You don't have to listen to too many records to gain an understanding of Mac's influence. From the music hall flavour of Lazy Sunday, to the soulful vibe of The Faces' Glad And Sorry, and the wistful brilliance of Debris, his playing is integral. His contribution to other bands' work, particularly The Rolling Stones, is also significant, for example the electric piano on Miss You from Some Girls.
But Mac's influence surpasses that of a musician. As soon as the news of his passing emerged, Facebook and Twitter were full of tributes to the man. Many people had a story to tell about meeting him, of how he took time to talk, of his generosity and warmth. He was no aloof rock star but someone who loved people, took his fans for who they were and spoke to them on the same level.
I met him a few years ago after a gig by his band, The Bump Band, at The Maze in Nottingham. I spoke to him after the gig, he signed an autograph, and answered my questions about his music and the bands he had played with. One question had been at the back of my mind for years. Its the sort of trainspotterish question that only the true fan has any interest in. It related to the line in Debris when Ronnie Lane sings about "that old familiar love song", which he would hear "at the top of the stairs". Which song was he talking about?, I had wondered. Was it a specific one? Early Tamla Motown? Or Stax? Or, probably (given its author's age) something much earlier?
I asked Mac this question, half expecting him to laugh. He didn't. He spoke, matter-of-fact, like it was the most obvious question in the world. "He never knew", he said. "He'd sit there and his Dad would come in, whistling this tune. He never knew what it was. But it stuck with him all his life".
What a star, I thought that night. Here is a man who has played with the vast majority of the true greats and he's answering questions from a punter he's never met before, talking as if you've known each other for years.
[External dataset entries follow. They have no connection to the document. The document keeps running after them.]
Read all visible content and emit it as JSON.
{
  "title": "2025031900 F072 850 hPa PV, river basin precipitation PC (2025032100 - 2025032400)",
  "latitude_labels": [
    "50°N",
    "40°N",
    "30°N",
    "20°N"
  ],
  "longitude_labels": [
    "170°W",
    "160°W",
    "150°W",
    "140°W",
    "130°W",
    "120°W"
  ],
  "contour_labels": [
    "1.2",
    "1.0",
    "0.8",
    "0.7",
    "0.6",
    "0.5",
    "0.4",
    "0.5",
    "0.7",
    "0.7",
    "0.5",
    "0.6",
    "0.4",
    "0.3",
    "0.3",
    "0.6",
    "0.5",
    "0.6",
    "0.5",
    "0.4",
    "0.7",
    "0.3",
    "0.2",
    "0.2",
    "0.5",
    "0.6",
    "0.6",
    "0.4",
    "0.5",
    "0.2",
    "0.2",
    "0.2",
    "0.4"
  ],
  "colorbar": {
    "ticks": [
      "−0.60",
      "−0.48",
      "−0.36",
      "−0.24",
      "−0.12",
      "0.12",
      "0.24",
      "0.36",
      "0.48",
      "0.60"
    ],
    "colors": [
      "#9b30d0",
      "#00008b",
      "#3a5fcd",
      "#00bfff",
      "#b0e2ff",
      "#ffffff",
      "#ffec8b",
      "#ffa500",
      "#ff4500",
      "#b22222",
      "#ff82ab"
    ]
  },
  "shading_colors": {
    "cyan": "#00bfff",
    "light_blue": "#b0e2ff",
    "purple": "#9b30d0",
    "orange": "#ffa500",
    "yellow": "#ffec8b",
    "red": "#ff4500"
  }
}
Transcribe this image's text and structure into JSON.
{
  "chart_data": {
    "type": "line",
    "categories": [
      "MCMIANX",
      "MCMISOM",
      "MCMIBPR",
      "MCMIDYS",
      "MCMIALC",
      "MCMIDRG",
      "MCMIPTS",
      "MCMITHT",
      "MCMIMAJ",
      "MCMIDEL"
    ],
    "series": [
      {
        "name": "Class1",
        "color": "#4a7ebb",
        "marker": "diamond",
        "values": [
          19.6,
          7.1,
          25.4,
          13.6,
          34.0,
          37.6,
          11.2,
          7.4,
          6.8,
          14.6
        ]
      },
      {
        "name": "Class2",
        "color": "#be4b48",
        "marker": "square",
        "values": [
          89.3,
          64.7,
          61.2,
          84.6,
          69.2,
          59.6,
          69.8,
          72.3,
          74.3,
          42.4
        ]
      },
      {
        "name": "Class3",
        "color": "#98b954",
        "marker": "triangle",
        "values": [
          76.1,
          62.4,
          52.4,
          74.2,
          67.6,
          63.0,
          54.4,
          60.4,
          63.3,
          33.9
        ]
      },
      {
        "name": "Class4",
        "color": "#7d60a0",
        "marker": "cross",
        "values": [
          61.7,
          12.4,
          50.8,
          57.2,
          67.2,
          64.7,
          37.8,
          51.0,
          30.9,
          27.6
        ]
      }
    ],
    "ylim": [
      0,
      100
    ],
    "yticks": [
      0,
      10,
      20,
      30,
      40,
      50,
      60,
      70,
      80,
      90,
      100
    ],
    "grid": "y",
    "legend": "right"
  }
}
And, judging from the comments on Facebook, I wasn't the only one.
A brilliant account of his life and times is contained in his autobiography All The Rage, which comes strongly recommended. And then listen to the musical legacy - the instrumental Grow Your Own ("people ask why I never play it, he said that night at The Maze - it was a jam!"), the title track on Ogdens' Nut Gone Flake, the introduction to Love Lived Here, the peerless beauty of All Or Nothing and The Autumn Stone, the playful mood of You're So Rude.
Mac was a musical presence whose loss has genuinely made the world an emptier place. It would be nice to think that he's up there somewhere, right now, jamming with Steve Marriott and Ronnie Lane. That's a thought to conjure with.
Ian Patrick McLagan, Born Hounslow 12 May 1945 - died Austin, Texas 3 December 2014, RIP.